Contents

1 Introduction

The censcyt package provides functionalities for differential abundance analysis in cytometry when a covariate is subject to right censoring. It extends the differential discovery capabilities of the diffcyt package (Weber et al. 2019) by including association testing between the cell population abundance and a censored variable such as survival time. The general workflow is the same as described in the diffcyt package vignette and it is advisable to be familiar with it before continuing.

As a short summary, the diffcyt workflow consists of preprocessing of raw cytometry data, cell type assignment through automated clustering and differential abundance analysis (or differential state analysis) (Weber et al. 2019). If a time-to-event variable (e.g. survival time) connected to a cytometry sample is available, one might be interested in the association between the cell population abundance and this time-to-event variable. In practice, a frequent problem with time-to-even variables is that not all events are observed. Instead it is possible that only a minimum time is known, with other words those values are (right) censored. If standard analysis would be used (such as testDA_GLMM or testDA_edgeR from diffcyt) a bias is introduced in the parameter estimation. The simplest workaround is to exclude all incomplete samples, which is known under the name of complete case analysis or listwise deletion. But there are cases, such as high censoring rates or non random censoring, where this approach performs unfavorably, since it can greatly reduce statistical power or introduce a bias.

Normally, when a variable is censored, association testing can be done using classical survival analysis methods (e.g. Cox proportional hazard model). But in the context of differential abundance analysis in diffcyt the censored variable is not the response but a covariate (in contrary to classical survival analyis). The approach used by censcyt to overcome this hurdle is multiple imputation (Rubin 1988) which allows the use of the standard differential analysis methods at the cost of increased runtimes. Multiple imputation consists of the three steps Imputation, Analysis and Pooling which are shortly explained in the context of censcyt.

In the first step (Imputation) multiple complete data sets are generated by replacing the missing (or censored) values by a random draw from a predictive distribution (See Table 1). Then in the second step (Analysis) a GLMM is fitted on each imputed dataset where the cell population counts are modeled as the response and the censored (or rather imputed) variable (e.g. survival time) as a covariate.

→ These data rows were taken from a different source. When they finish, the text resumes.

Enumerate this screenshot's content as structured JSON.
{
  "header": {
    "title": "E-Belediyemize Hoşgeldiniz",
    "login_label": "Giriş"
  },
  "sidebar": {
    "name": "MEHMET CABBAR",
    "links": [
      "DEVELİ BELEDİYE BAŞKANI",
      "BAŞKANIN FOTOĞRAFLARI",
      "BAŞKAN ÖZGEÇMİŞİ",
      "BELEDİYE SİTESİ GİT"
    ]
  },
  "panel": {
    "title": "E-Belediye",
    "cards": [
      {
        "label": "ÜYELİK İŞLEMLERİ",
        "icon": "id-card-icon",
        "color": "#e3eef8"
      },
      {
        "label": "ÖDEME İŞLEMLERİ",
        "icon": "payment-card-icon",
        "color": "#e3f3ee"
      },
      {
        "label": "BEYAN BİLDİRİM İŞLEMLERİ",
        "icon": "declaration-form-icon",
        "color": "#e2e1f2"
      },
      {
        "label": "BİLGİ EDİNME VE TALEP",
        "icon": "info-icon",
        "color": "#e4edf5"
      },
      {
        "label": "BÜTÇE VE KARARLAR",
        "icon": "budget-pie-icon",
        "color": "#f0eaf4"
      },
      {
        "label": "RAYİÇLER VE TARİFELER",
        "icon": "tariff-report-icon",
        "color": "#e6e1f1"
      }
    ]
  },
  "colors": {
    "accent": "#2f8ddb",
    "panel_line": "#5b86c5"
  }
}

In the last step (Pooling) the results from the second step are combined using Rubins’s rules (Rubin 1988) which take into account the additional uncertainties from the imputation.

The three main available imputation methods in the function testDA_censoredGLMM are listed in Table 1.

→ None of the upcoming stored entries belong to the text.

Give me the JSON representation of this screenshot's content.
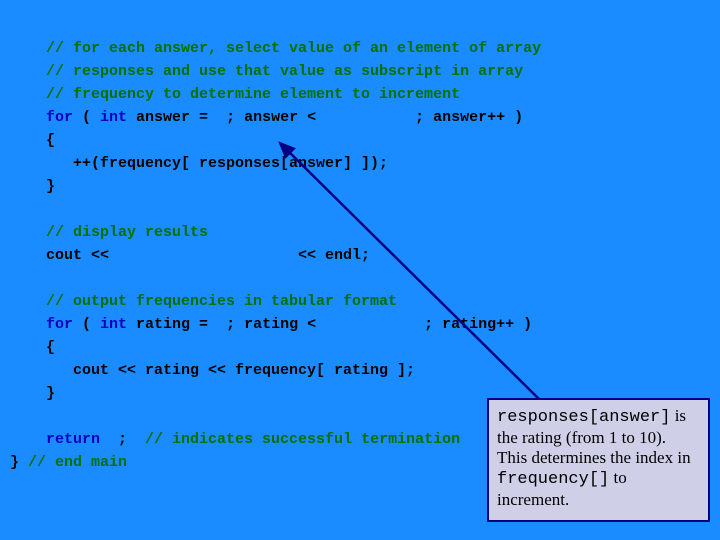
{
  "code": {
    "c1": "// for each answer, select value of an element of array",
    "c2": "// responses and use that value as subscript in array",
    "c3": "// frequency to determine element to increment",
    "l4a": "for",
    "l4b": " ( ",
    "l4c": "int",
    "l4d": " answer =  ; answer <           ; answer++ )",
    "l5": "{",
    "l6": "   ++(frequency[ responses[answer] ]);",
    "l7": "}",
    "blank1": " ",
    "c8": "// display results",
    "l9": "cout <<                     << endl;",
    "blank2": " ",
    "c10": "// output frequencies in tabular format",
    "l11a": "for",
    "l11b": " ( ",
    "l11c": "int",
    "l11d": " rating =  ; rating <            ; rating++ )",
    "l12": "{",
    "l13": "   cout << rating << frequency[ rating ];",
    "l14": "}",
    "blank3": " ",
    "l15a": "return",
    "l15b": "  ;  ",
    "c15": "// indicates successful termination",
    "l16a": "} ",
    "c16": "// end main"
  },
  "annotation": {
    "mono1": "responses[answer]",
    "text1": " is the rating (from 1 to 10). This determines the index in ",
    "mono2": "frequency[]",
    "text2": " to increment."
  }
}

Table 1: Description of imputation methods.
Method Description Abbr.
Complete case analysis Incomplete samples are removed. cc
Risk set imputation (Taylor et al. 2002) Censored values are replace by a random value from its risk set. rs
Kaplan-Meier imputation (Taylor et al. 2002) Censored values are replaced by a random draw from a survival function that has been fit on the risk set of the respective censored value. km
Mean residual life imputation (Conditional multiple imputation, Atem (2017)) Bootstrapping of the incomplete data and replacement of the censored values by adding the mean residual life (the expected time until event given the censoring time). mrl

If the largest value is censored, the survival function does not reach its theoretical minimum of 0, which would leave some replacements undefined. Multiple options to handle this problem are implemented for use in Kaplan-Meier imputation (Table 2).


Table 2: Description of survival function tail approximation.
Description Abbr.
Set the largest value as observed. (default) km
Model the tail of the survival function as an exponential distribution. (Moeschberger and Klein 1985) km_exp
Model the tail of the survival function as a weibull distribution. (Moeschberger and Klein 1985) km_wei
Replace all censored values larger than the largest observed value with expected values according to order statistics. (Moeschberger and Klein 1985) km_os

2 Data

First, load the necessary packages. Important to note is that loading censcyt will also load diffcyt.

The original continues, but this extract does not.